Members of the Eddie Heredia Boxing Club in East Los Angeles gathered with other local-area youth to screen the new DVD edition of the film The Kid: Chamaco, being released today through Maya Home Entertainment. This classic boxing tale – an official Mexican-U.S. co-production that marks the directorial debut by celebrated Miguel Necoechea (Berlin Film Festival Winner with “Innocent Voices” and Sundance/Venice film Festivals winner with “Profundo Carmesi”) – was shot entirely in Mexico City and stars veteran actor Martin Sheen, Michael Madsen and Kirk Harris, who also co-wrote the screenplay. Several professional boxers were used in the film including four-time World Champion Marco Antonio Barrera, with the boxing sequences shot at Barrera’s own gym in Mexico City.
In attendance at the screening and Q&A to discuss the boxing sequences were the film’s star/screenwriter Kirk Harris, producer Don Franken and executive producer Justin Kim. Serving as emcee of the screening event was Olympic Gold Medalist (1984) boxer Paul Gonzales, who also serves as supervisor of the Eddie Heredia Boxing Club, part of the Los Angeles County Parks and Recreation Department.
Maya Entertainment Group, a production and distribution company based in Los Angeles that deals exclusively in multicultural and Latino-themed projects, provided the screening for the club members as well as area youth from local Boys & Girls Clubs as part of their promotion of the September 28th DVD release of the film. The Kid: Chamaco is now available for $24.98 (SRP) at all major retail and online stores nationwide.
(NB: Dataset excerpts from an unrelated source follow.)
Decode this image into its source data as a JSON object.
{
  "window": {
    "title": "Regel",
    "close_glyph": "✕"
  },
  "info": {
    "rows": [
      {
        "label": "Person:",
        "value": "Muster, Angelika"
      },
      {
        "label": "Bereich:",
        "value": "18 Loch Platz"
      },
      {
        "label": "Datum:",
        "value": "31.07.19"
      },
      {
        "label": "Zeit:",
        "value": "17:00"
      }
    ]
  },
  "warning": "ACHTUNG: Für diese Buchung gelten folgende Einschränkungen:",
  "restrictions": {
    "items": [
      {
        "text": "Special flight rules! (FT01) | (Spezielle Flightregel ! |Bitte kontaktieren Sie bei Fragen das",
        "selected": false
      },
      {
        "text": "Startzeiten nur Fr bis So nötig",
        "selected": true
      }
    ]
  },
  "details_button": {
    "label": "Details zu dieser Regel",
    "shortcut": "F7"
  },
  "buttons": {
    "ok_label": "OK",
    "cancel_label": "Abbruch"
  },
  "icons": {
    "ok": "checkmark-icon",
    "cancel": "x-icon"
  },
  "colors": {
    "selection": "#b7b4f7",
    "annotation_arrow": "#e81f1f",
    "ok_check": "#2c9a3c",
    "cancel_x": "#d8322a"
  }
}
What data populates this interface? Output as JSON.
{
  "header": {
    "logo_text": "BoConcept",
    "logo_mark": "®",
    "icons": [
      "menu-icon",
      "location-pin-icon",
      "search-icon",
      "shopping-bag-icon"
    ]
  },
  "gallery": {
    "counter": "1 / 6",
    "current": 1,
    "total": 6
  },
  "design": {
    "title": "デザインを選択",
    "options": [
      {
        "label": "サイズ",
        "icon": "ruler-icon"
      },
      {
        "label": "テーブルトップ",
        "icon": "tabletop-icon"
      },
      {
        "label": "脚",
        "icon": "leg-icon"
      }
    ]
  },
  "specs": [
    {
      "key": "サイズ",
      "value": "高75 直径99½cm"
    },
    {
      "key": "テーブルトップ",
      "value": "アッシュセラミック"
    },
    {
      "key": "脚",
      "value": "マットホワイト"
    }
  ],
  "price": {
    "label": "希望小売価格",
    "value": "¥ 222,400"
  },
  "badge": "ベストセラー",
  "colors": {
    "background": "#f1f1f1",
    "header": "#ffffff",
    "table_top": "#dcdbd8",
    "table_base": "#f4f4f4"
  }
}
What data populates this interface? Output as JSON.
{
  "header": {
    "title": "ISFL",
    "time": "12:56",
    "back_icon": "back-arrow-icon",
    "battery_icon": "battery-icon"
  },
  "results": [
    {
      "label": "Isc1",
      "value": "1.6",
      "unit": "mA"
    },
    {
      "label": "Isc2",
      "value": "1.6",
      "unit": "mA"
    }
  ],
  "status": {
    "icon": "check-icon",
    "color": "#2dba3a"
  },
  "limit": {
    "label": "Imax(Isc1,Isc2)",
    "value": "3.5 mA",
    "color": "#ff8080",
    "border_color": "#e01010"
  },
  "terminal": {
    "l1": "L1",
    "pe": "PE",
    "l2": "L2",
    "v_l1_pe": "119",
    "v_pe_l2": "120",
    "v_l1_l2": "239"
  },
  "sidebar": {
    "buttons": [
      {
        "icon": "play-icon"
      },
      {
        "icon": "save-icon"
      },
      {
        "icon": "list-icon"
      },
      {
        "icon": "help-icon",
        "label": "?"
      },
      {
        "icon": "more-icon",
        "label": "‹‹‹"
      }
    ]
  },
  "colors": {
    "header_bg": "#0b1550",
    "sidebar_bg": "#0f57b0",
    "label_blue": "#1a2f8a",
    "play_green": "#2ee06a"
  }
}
The Kid: Chamaco is the contemporary yet timeless story – told in the gritty world of boxing – about a father and son who overcome their differences to rescue a young Mexican teenager with big dreams off the hard streets of Mexico City. Together, they try to unite to help the teen who has big dreams but little hope of realizing them. The father, a doctor, left his home in the U.S. to run a medical clinic in Mexico City; the son, a former U.S. Olympic boxer, burned out too fast as a professional; and the young Mexican teenager with dreams of becoming his country’s new boxing idol, is just trying to make enough money to pull his sister and girlfriend off the streets. Along the way they find each other, find themselves and face their destinies head on. The film, shot entirely in Mexico City with dialogue in both Spanish and English, used several professional boxers including four-time World Champion Marco Antonio Barrera.
A former fire station, the Eddie Heredia Boxing Club (previously Eastside Boxing Club) was formed in recognition of a need for constructive and stimulating activities for youth in the East Los Angeles area. Part of the Los Angeles County Parks and Recreation Department, it now bears the name of Eddie Heredia in memory of the club’s first champion who died of leukemia at age 17. The boxing club is proud to have had one of its members in the 2008 Beijing Olympics as part of the United States Olympic Boxing Team.